12-22-2005 09:21 PM AK (US)

Inside Bethel News
Yup’ik Old Testament Translation trial publication

by Peter Green, Co-Coordinator

On behalf of the Alaska Moravian Province and the Yup’ik Old Testament Translation Project committee, I would like to announce that we now have printed trial publications available of the Old Testament.

This trial publication consists of Genesis, Exodus, Leviticus, Numbers and Deuteronomy plus Psalms and Proverbs, all in one book. Our Moravian churches are being sent a number of copies and for those who would like to have their own, there are limited copies available at the Moravian Bookstore for $10.00 each. People must understand that this is a trial publication and not the final print. We continue to pray that someday we will have the final printing of the whole Old Testament books.

Without the help of the Holy Spirit and team effort, we would have not been able to reach this far in our work. I want to thank the committee members for their faithfulness and commitment in this task they are challenged with.

Thank you to Ringo Jimmy and Ina Anaver Carpenter for additional support by reading and reviewing. Also, I thank our outside consultants from the American and Canadian Bible Societies.

Just like everybody else, we do run into obstacles but God’s blessings are never-ending. It appears that sometimes obstacles appear to confirm that it is something that God would like to be done. We are planning on the books of Job, Judges, Jeremiah, Joshua, Ezra, Ezekiel and Ruth as our next set for trial publication. We ask for your prayers as we continue this work.

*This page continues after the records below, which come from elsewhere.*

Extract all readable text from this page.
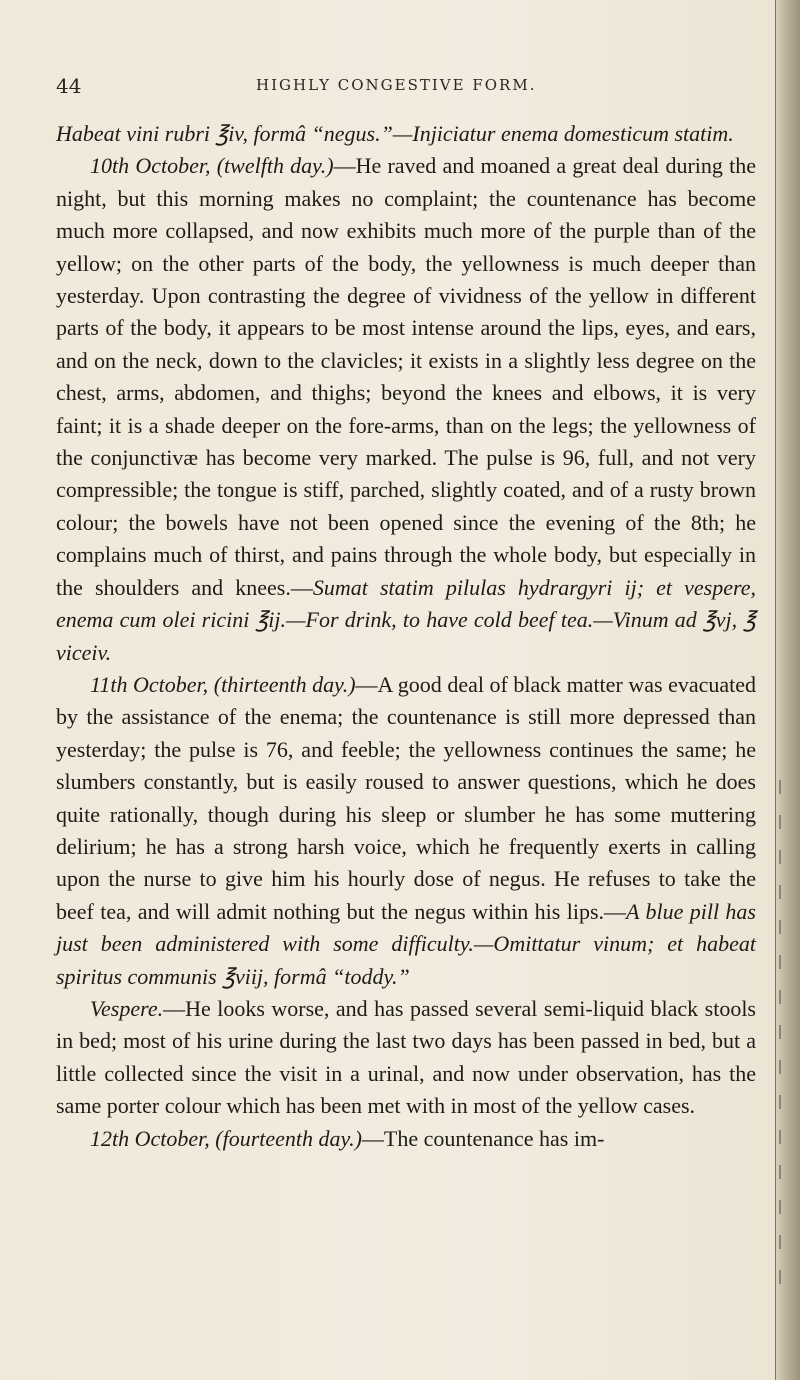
44	HIGHLY CONGESTIVE FORM.

Habeat vini rubri ℥iv, formâ “negus.”—Injiciatur enema domesticum statim.

10th October, (twelfth day.)—He raved and moaned a great deal during the night, but this morning makes no complaint; the countenance has become much more collapsed, and now exhibits much more of the purple than of the yellow; on the other parts of the body, the yellowness is much deeper than yesterday. Upon contrasting the degree of vividness of the yellow in different parts of the body, it appears to be most intense around the lips, eyes, and ears, and on the neck, down to the clavicles; it exists in a slightly less degree on the chest, arms, abdomen, and thighs; beyond the knees and elbows, it is very faint; it is a shade deeper on the fore-arms, than on the legs; the yellowness of the conjunctivæ has become very marked. The pulse is 96, full, and not very compressible; the tongue is stiff, parched, slightly coated, and of a rusty brown colour; the bowels have not been opened since the evening of the 8th; he complains much of thirst, and pains through the whole body, but especially in the shoulders and knees.—Sumat statim pilulas hydrargyri ij; et vespere, enema cum olei ricini ℥ij.—For drink, to have cold beef tea.—Vinum ad ℥vj, ℥ viceiv.

11th October, (thirteenth day.)—A good deal of black matter was evacuated by the assistance of the enema; the countenance is still more depressed than yesterday; the pulse is 76, and feeble; the yellowness continues the same; he slumbers constantly, but is easily roused to answer questions, which he does quite rationally, though during his sleep or slumber he has some muttering delirium; he has a strong harsh voice, which he frequently exerts in calling upon the nurse to give him his hourly dose of negus. He refuses to take the beef tea, and will admit nothing but the negus within his lips.—A blue pill has just been administered with some difficulty.—Omittatur vinum; et habeat spiritus communis ℥viij, formâ “toddy.”

Vespere.—He looks worse, and has passed several semi-liquid black stools in bed; most of his urine during the last two days has been passed in bed, but a little collected since the visit in a urinal, and now under observation, has the same porter colour which has been met with in most of the yellow cases.

12th October, (fourteenth day.)—The countenance has im-
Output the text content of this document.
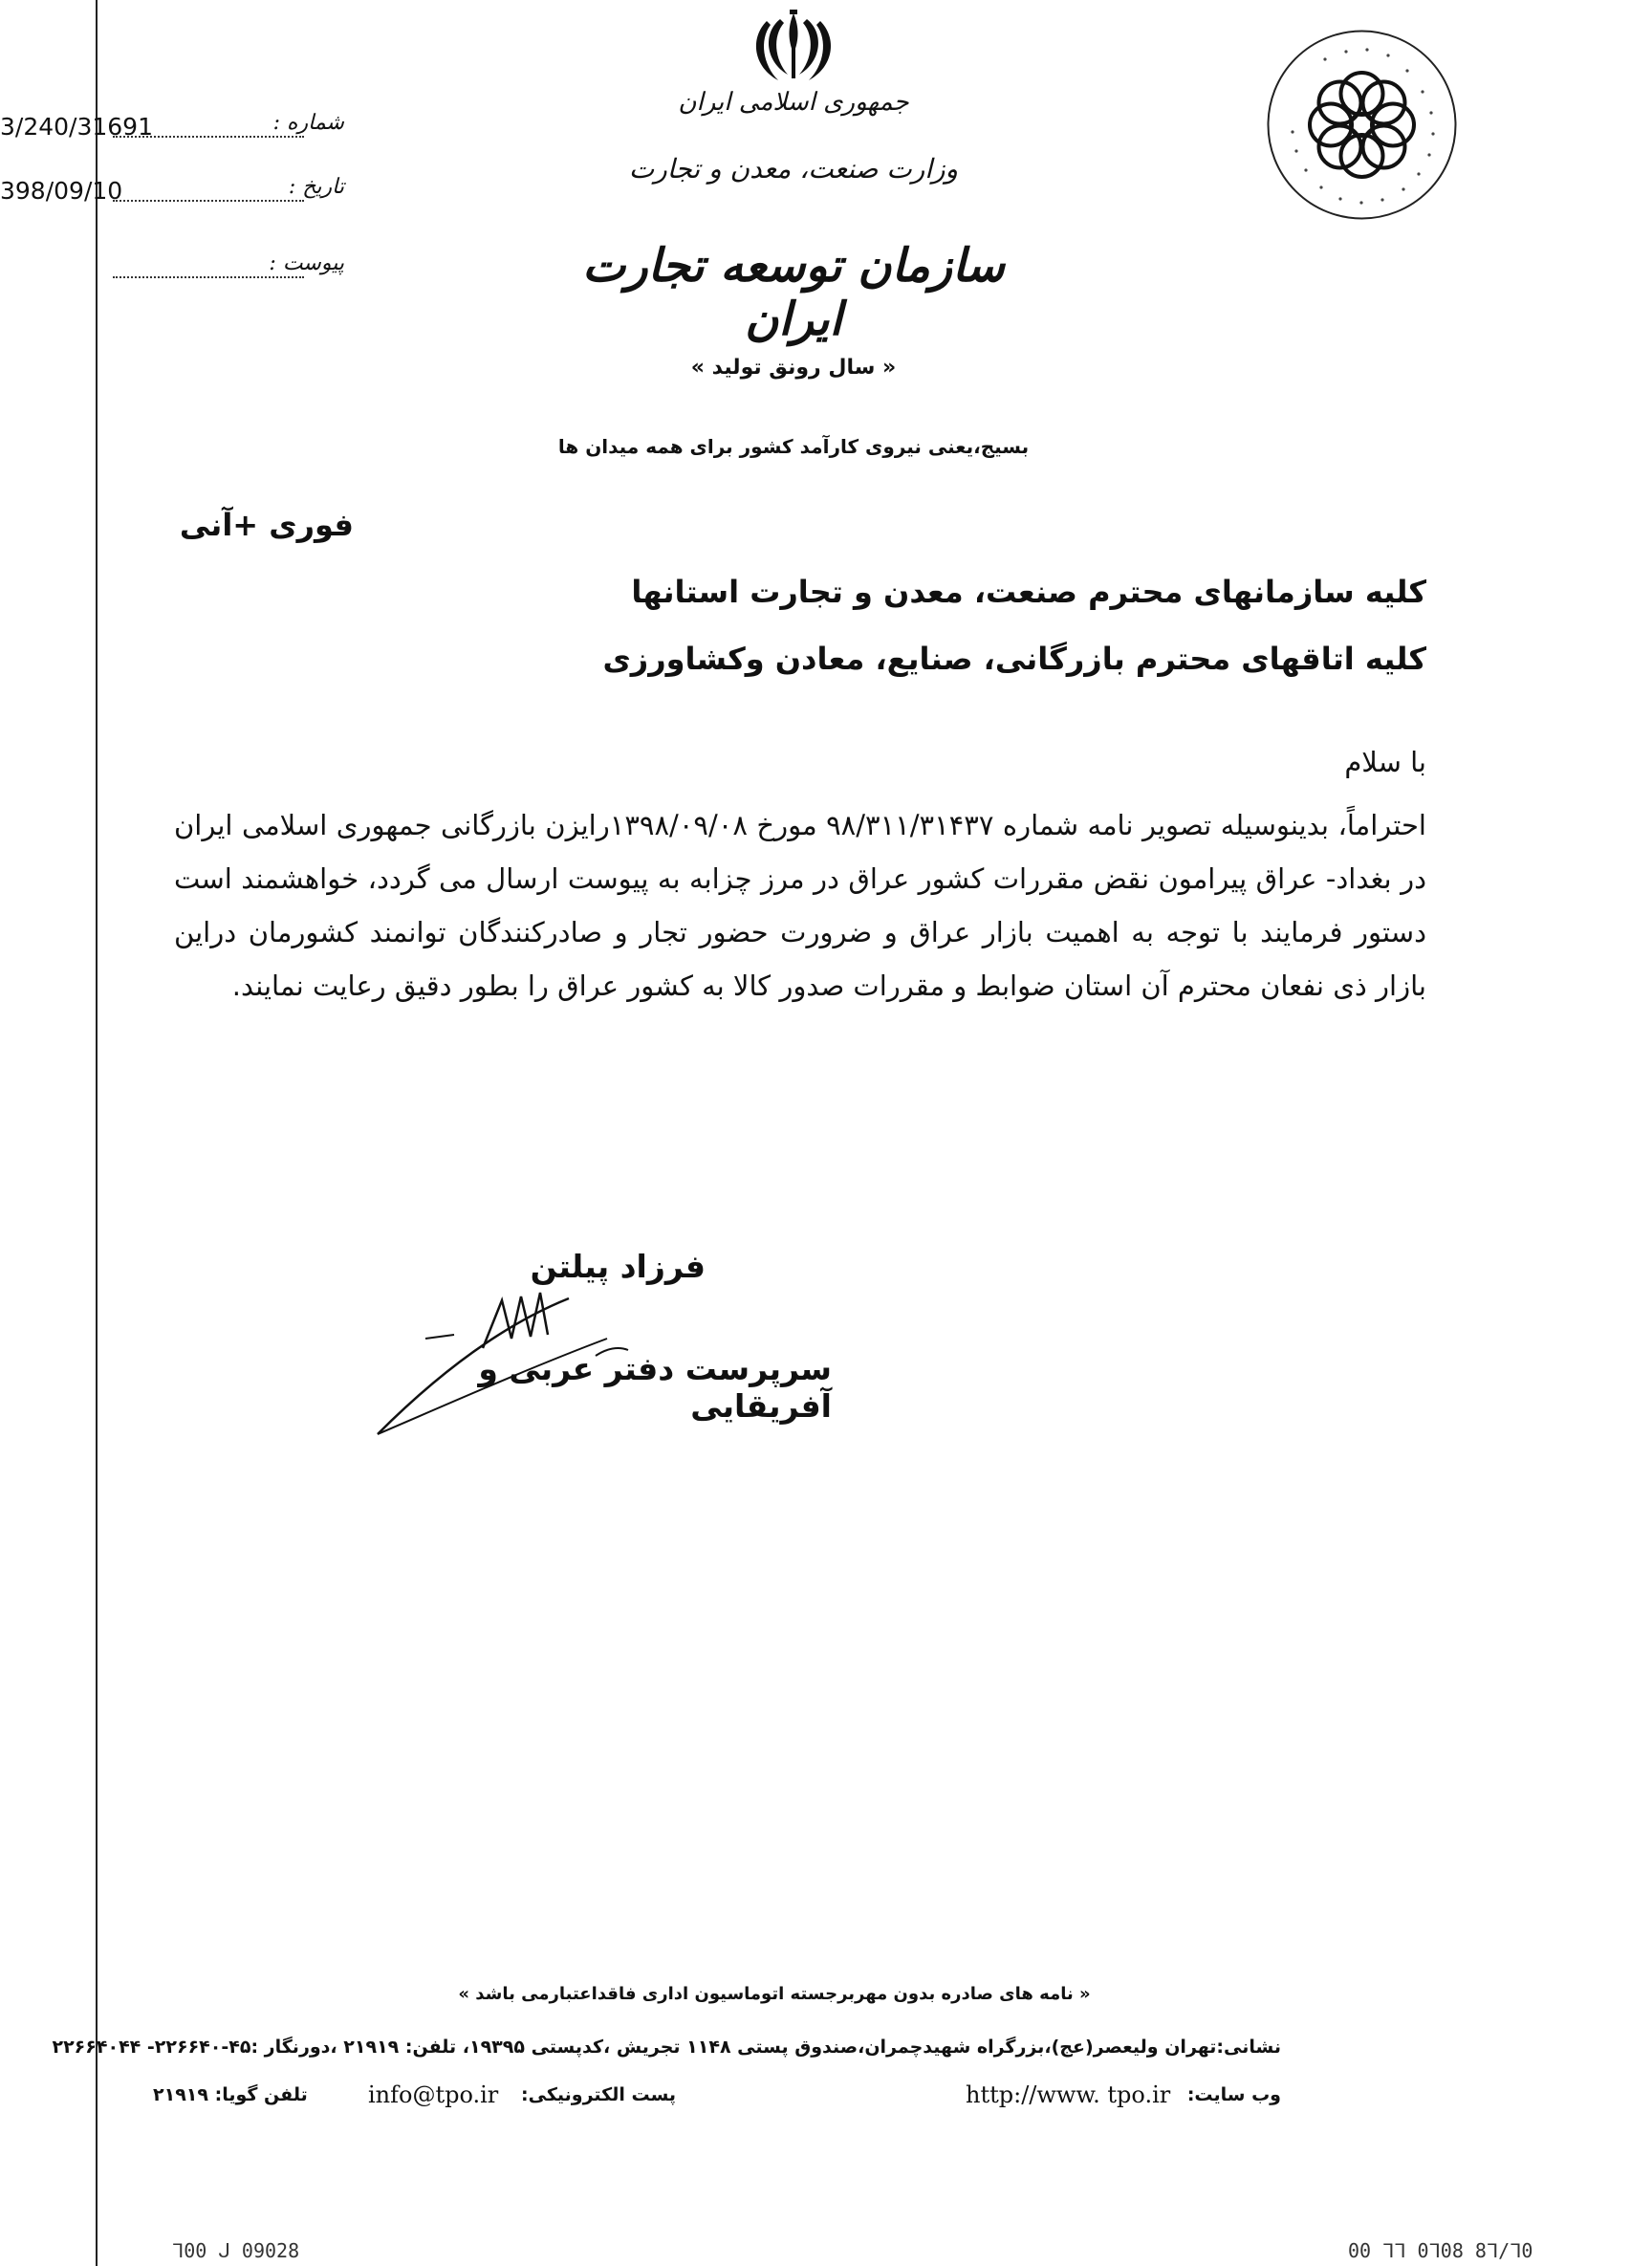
3/240/31691	شماره :
398/09/10	تاریخ :
پیوست :
جمهوری اسلامی ایران
وزارت صنعت، معدن و تجارت
سازمان توسعه تجارت ایران
« سال رونق تولید »
بسیج،یعنی نیروی کارآمد کشور برای همه میدان ها
فوری +آنی
کلیه سازمانهای محترم صنعت، معدن و تجارت استانها
کلیه اتاقهای محترم بازرگانی، صنایع، معادن وکشاورزی
با سلام
احتراماً، بدینوسیله تصویر نامه شماره ۹۸/۳۱۱/۳۱۴۳۷ مورخ ۱۳۹۸/۰۹/۰۸رایزن بازرگانی جمهوری اسلامی ایران در بغداد- عراق پیرامون نقض مقررات کشور عراق در مرز چزابه به پیوست ارسال می گردد، خواهشمند است دستور فرمایند با توجه به اهمیت بازار عراق و ضرورت حضور تجار و صادرکنندگان توانمند کشورمان دراین بازار ذی نفعان محترم آن استان ضوابط و مقررات صدور کالا به کشور عراق را بطور دقیق رعایت نمایند.
فرزاد پیلتن
سرپرست دفتر عربی و آفریقایی
« نامه های صادره بدون مهربرجسته اتوماسیون اداری فاقداعتبارمی باشد »
نشانی:تهران ولیعصر(عج)،بزرگراه شهیدچمران،صندوق پستی ۱۱۴۸ تجریش ،کدپستی ۱۹۳۹۵، تلفن: ۲۱۹۱۹ ،دورنگار :۴۵-۲۲۶۶۴۰- ۲۲۶۶۴۰۴۴
وب سایت:
http://www. tpo.ir
info@tpo.ir پست الکترونیکی:
تلفن گویا: ۲۱۹۱۹
ᒣ00 ᒍ 09028	00 ᒣᒣ 0ᒣ08 8ᒣ/ᒣ0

The Moravian Bookstore hours are: Wednesday thru Saturday 1:00 PM – 6:00 PM.

We hope that everyone will have joyous season as we celebrate the birth of our Lord Jesus, may He bring strength and comfort. God bless you all!

YOTTP committee: Jones Anaver, Co-Coordinator; Translators – Mary Jane Mann and Alice Fredson; Editor – Elsie Mather; members: Jacob Nelson, John P. Andrew, and Elsie Jimmie.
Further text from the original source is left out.